His analysis is widely echoed. New York University professor Nouriel – Dr Doom – Roubini, agree. "With Italy too big to fail, too big to save, and now at the point of no return, the endgame for the eurozone has begun,” the man who predicted the 2008 crash wrote in a recent assessment.

Back to Mr Smith because he tells it how it really is. He speaks with brutish confidence derived from success, having made a pile of money playing the markets. He says that Cameron shouldn’t try pushing for growth because he can’t have any effect on it.

And he’s right. Capitalism is following its own logic. Capital’s need for investment funds to support growth created the insane deregulated excesses of a globalising financial system which blew up in 2007/8. Subsequent “unconventional” measures of credit creation led to the debt tsunami now engulfing the world.

You can read about it in Tullett Prebon’s recent research paper cheeringly called “Thinking the unthinkable, might there be no way out for Britain? Project Armageddon – the final report”.
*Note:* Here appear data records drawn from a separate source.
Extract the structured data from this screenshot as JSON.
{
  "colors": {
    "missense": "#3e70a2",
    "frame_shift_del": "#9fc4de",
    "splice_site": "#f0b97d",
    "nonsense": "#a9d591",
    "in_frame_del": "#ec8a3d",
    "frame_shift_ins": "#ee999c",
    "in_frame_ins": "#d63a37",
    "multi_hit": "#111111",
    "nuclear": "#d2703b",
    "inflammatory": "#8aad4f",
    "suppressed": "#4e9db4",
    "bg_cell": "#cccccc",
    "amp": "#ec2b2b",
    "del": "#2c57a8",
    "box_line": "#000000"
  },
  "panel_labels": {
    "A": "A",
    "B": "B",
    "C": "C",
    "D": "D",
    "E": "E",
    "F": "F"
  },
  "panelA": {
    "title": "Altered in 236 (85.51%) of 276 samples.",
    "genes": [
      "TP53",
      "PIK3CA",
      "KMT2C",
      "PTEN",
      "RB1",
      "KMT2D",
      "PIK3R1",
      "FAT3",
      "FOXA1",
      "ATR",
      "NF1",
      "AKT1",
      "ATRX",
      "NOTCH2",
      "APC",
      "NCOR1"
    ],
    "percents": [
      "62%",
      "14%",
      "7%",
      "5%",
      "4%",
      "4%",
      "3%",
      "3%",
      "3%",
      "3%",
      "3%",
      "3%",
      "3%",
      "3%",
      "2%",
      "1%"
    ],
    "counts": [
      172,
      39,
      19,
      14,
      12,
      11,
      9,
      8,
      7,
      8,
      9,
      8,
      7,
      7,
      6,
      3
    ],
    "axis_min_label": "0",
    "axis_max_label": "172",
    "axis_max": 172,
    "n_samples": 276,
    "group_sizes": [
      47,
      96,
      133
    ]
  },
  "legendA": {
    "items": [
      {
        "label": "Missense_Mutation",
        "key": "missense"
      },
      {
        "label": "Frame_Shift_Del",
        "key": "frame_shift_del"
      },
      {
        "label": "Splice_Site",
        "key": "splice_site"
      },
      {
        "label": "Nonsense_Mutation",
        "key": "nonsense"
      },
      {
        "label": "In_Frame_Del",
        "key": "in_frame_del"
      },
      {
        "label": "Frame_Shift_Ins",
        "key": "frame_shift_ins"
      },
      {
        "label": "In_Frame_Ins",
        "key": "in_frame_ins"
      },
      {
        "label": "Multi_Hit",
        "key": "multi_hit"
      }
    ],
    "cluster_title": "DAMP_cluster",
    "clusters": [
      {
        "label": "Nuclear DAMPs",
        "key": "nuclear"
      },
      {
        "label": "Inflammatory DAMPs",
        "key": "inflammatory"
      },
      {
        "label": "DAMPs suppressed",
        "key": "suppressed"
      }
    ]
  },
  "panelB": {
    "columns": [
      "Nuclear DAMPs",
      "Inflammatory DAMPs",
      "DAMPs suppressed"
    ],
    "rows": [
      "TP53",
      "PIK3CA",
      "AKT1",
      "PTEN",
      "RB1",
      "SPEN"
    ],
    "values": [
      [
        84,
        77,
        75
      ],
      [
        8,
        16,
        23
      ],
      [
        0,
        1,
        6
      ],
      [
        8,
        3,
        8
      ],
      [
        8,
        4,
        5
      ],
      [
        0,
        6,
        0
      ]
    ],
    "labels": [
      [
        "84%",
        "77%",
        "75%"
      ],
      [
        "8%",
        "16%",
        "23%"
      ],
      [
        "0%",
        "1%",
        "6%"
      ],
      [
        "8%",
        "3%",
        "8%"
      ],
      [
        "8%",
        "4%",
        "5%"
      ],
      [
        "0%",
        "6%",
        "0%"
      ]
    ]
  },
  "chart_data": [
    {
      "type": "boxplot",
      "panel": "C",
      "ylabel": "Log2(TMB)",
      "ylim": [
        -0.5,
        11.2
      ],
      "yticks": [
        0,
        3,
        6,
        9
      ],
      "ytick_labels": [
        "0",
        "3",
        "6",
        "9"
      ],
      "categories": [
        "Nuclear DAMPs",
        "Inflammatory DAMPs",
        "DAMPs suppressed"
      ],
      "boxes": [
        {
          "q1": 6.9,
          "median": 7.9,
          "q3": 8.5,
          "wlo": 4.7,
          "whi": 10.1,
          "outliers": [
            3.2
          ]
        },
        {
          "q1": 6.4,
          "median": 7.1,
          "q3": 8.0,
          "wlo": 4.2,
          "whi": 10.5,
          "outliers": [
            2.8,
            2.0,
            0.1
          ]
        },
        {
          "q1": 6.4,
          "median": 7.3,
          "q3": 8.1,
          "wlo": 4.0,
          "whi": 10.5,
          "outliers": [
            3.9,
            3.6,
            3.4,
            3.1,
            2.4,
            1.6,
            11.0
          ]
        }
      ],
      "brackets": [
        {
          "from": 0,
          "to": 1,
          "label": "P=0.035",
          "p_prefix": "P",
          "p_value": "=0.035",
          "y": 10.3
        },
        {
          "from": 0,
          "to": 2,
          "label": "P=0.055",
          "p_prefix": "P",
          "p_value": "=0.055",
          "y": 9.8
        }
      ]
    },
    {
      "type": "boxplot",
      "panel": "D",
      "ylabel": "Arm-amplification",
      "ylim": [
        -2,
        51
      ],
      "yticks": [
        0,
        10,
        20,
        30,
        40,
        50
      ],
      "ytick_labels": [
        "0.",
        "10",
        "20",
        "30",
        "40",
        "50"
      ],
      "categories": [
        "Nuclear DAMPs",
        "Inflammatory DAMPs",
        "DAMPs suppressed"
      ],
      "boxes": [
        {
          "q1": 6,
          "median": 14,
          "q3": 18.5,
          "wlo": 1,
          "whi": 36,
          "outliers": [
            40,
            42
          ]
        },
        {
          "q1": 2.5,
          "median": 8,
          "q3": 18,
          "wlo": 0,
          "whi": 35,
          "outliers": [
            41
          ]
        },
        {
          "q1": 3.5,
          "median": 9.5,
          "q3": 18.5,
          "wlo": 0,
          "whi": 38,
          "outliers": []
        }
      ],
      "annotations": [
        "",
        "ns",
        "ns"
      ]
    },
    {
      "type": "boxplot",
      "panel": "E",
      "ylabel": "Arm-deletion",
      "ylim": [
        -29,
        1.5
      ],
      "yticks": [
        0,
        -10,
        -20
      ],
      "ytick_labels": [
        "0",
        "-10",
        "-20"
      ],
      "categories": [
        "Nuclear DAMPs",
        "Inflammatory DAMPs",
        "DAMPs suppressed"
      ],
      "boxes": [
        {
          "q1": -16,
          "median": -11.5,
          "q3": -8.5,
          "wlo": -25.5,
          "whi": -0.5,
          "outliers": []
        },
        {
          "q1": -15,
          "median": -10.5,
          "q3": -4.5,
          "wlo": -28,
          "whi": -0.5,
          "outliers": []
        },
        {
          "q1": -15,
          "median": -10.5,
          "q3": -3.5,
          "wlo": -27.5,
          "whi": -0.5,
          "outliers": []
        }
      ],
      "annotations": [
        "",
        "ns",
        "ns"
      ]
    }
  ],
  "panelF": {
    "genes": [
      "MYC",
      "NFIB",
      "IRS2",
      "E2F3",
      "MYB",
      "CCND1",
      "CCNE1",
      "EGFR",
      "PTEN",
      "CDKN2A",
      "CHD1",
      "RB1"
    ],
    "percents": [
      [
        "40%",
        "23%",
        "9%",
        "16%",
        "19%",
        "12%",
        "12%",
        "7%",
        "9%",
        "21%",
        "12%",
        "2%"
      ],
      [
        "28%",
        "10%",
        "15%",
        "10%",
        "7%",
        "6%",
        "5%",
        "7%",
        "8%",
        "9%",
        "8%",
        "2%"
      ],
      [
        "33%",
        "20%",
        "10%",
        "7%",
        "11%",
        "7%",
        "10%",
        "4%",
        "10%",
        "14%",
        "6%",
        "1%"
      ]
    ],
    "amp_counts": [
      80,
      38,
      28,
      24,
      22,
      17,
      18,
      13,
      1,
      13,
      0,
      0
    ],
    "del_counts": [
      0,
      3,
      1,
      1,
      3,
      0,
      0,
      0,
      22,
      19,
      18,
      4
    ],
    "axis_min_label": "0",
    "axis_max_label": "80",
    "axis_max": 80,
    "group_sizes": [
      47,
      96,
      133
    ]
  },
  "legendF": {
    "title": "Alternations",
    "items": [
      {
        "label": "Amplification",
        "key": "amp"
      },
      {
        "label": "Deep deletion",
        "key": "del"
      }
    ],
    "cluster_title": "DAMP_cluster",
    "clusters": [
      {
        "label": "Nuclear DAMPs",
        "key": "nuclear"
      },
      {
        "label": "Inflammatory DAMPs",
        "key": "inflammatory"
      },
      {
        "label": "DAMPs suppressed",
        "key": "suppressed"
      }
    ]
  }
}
The report explains in detail the mammoth size of Britain’s total debts which, it says, are “unsupportable” without “sustained economic growth”, of which there is no prospect because the economy is not “aligned” to achieve it. The Coalition’s spending cuts are ridiculed as somewhat inadequate, while its policies will have no impact on growth.

His views are borne out by today’s UK unemployment figures, showing a rise of 128,000 in the three months to October to 2.64 million, the highest level since 1994. Youth unemployment rose to 1.027 million, the highest since records began in 1992, beating the previous record set only last month.

“Courtesy of massive and unsustainable public borrowing, the British public has been shielded thus far from the pain of recession. This exercise in damage limitation was necessarily-time limited.” Much deeper spending cuts and further sharp falls in living standards is what Tullet Prebon have in mind as the basis for a “return to growth”.

But Britain’s crisis wasn’t the result of “fiscal and economic mismanagement” by Blair and Brown, as the report would have it.. The phenomenal growth of the finance sector – and the UK’s dependence on it – was the essential lever needed to sustain corporate profits for as along as was possible. Every country in the world has become subsumed by debt mountains that were the result.

Neither Smith nor anyone else has any confidence that the weak agreement by 25 or so European countries will result in decisive action to reduce their sovereign debts, which has wrecked the euro.

Jean-Michel Six, Chief economist at credit rating agency Standard and Poor’s, attack dog for the capital markets, said on Monday: "There is probably yet another shock required before everybody in the euro zone reads from the same page, for instance a major German bank experiencing some real difficulties on the markets, which is a genuine possibility in the near term."

With European governments in disarray, include the ConDem coalition, Six could be accused of whistling in the dark. As the Tullett Prebon report indicates, “what comes next is going to be unpleasant”. Stopping capitalism going down that road will revolve around a struggle for power over the economy in which people’s assemblies will have to play a decisive role.